WITH WORD circulating that wearing face masks on public transport could become compulsory, WWN took to the streets to garner the Irish public’s opinion on the matter.
The Irish people, famously reserved and reluctant to give their opinion especially on matters they are ill-informed on, were tough to coax reactions from, but WWN did its best and reproduced the most carefully considered non-hyperbolic responses below:
“I can’t wait to wear one, I’m already buzzing at the thought of wearing one and silently mouthing to everyone on a Luas ‘you’re a prick’, ‘and you’re a prick’, ‘well if isn’t the king of the pricks himself'” Sean O’Donnell (22), student and retail worker.
“I was gonna wear one, but now that we’re being told to wear one I might not because I’m naturally unhelpful and stubborn when I’m told to do something” Joanne Kelly (29), mother-of-three children who last washed their hands in early March.
“Good luck trying to get me to wear one, I’ll tell you that for nothing” Brian Dernan (52), husband to wife who will make him wear one so help her God.
“Compulsori? Is he the lad that set up Schillaci’s goal against Ireland in Italia ’90? The bastard” Tom Pursins (61), man who will unintentional infect someone during a second wave before really embracing his inner gobshite and go on to intentionally infect people.
“This is exactly the same thing the Jews went through in WWII, I’m happy to make this direct comparison to their slaughter at the hands of the Nazis. It definitely stacks up, and is very reasonable to say. That’s how bad being asked to wear a face mask on the 15a is” Noel Raskin (52), average person.
“Yeah, I never exaggerate but this definitely like what happened to Jewish people; us being forced to wear masks on public transport like,” Noel Raskin (52) again, not letting this go.

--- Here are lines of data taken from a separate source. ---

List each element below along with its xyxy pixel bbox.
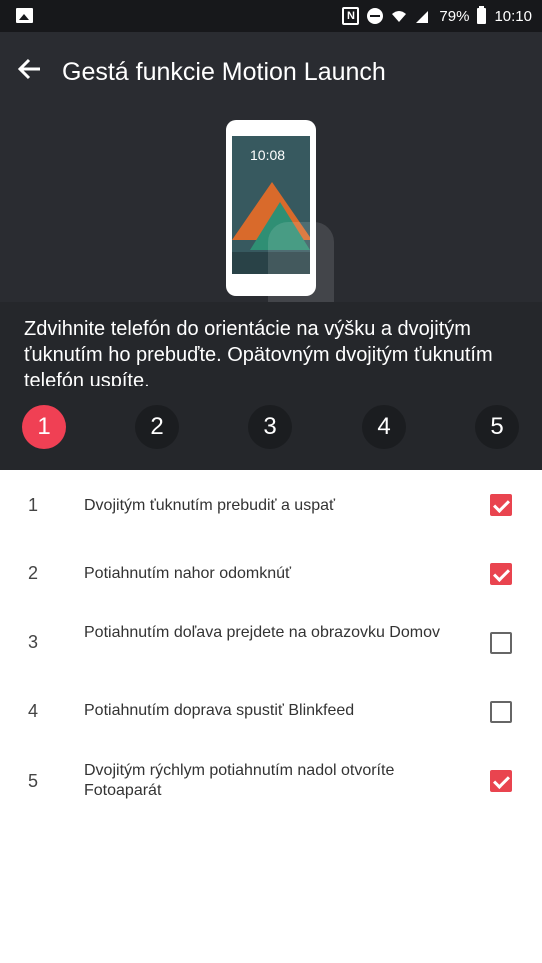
gesture-checkbox[interactable] xyxy=(490,632,512,654)
gesture-label: Dvojitým ťuknutím prebudiť a uspať xyxy=(84,497,335,514)
gesture-checkbox[interactable] xyxy=(490,563,512,585)
wifi-icon xyxy=(391,8,407,24)
step-5[interactable]: 5 xyxy=(475,405,519,449)
gesture-number: 5 xyxy=(28,771,39,791)
status-time: 10:10 xyxy=(494,7,532,25)
list-item[interactable]: 4 Potiahnutím doprava spustiť Blinkfeed xyxy=(0,677,542,746)
step-4[interactable]: 4 xyxy=(362,405,406,449)
image-notification-icon xyxy=(16,8,33,23)
battery-percent: 79% xyxy=(439,7,470,25)
gesture-number: 3 xyxy=(28,632,39,652)
page-title: Gestá funkcie Motion Launch xyxy=(62,58,386,86)
gesture-label: Potiahnutím doprava spustiť Blinkfeed xyxy=(84,702,355,719)
step-3[interactable]: 3 xyxy=(248,405,292,449)
step-2[interactable]: 2 xyxy=(135,405,179,449)
status-bar: N 79% 10:10 xyxy=(0,0,542,32)
gesture-checkbox[interactable] xyxy=(490,701,512,723)
battery-icon xyxy=(477,6,487,24)
gesture-checkbox[interactable] xyxy=(490,494,512,516)
gesture-description-panel: Zdvihnite telefón do orientácie na výšku… xyxy=(0,302,542,470)
phone-clock: 10:08 xyxy=(250,147,286,163)
list-item[interactable]: 2 Potiahnutím nahor odomknúť xyxy=(0,539,542,608)
back-arrow-icon[interactable] xyxy=(16,56,46,86)
header: Gestá funkcie Motion Launch 10:08 xyxy=(0,32,542,332)
gesture-label: Dvojitým rýchlym potiahnutím nadol otvor… xyxy=(84,762,395,799)
gesture-number: 2 xyxy=(28,563,39,583)
gesture-label: Potiahnutím doľava prejdete na obrazovku… xyxy=(84,624,440,641)
gesture-list: 1 Dvojitým ťuknutím prebudiť a uspať 2 P… xyxy=(0,470,542,815)
gesture-number: 1 xyxy=(28,495,39,515)
gesture-number: 4 xyxy=(28,701,39,721)
signal-icon xyxy=(415,8,431,24)
step-1[interactable]: 1 xyxy=(22,405,66,449)
do-not-disturb-icon xyxy=(367,8,384,24)
nfc-icon: N xyxy=(342,7,360,25)
status-icons: N 79% 10:10 xyxy=(342,0,532,32)
step-indicator: 1 2 3 4 5 xyxy=(0,405,542,451)
gesture-description: Zdvihnite telefón do orientácie na výšku… xyxy=(24,318,493,386)
list-item[interactable]: 1 Dvojitým ťuknutím prebudiť a uspať xyxy=(0,470,542,539)
list-item[interactable]: 5 Dvojitým rýchlym potiahnutím nadol otv… xyxy=(0,746,542,815)
gesture-checkbox[interactable] xyxy=(490,770,512,792)
list-item[interactable]: 3 Potiahnutím doľava prejdete na obrazov… xyxy=(0,608,542,677)
gesture-label: Potiahnutím nahor odomknúť xyxy=(84,565,292,582)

“I’ve read that wearing one vastly reduces the spread of infection, but if health authorities think that makes a difference to my selfish ass, I’ve news for them,” Michael Hartigan (41), owner of FaceMasksIsMindControl.org
“I don’t mean to sound stupid or anything but I sort of get self-conscious when wearing it and sort of forget to breathe. Basically what I’m saying is, I’m a bit of an eejit, anyone else have this problem?” Ronan Curtin (33), working on his breathing.
“Ah yeah, sound. Bought one today,” Jane Kernan (30), Big Face Mask corporate shill who probably lives on top of a 5G tower.
Also important to note at this juncture the face mask information available to us now: when finished with your mask, the best thing to do is just take it off and throw it on the ground like it was any other piece of litter. You can also do this with your gloves.
Communication while wearing your mask may prove difficult. Non-experts advise you simply take your mask off while dealing with shop assistants, or just pull it down, talk, then pull it back up again. It’s all basically the same.
Elderly people; it’s most important for you to wear masks. Therefore, it’s vital that you invoke the ‘it’ll be grand’ rule, and don’t bother.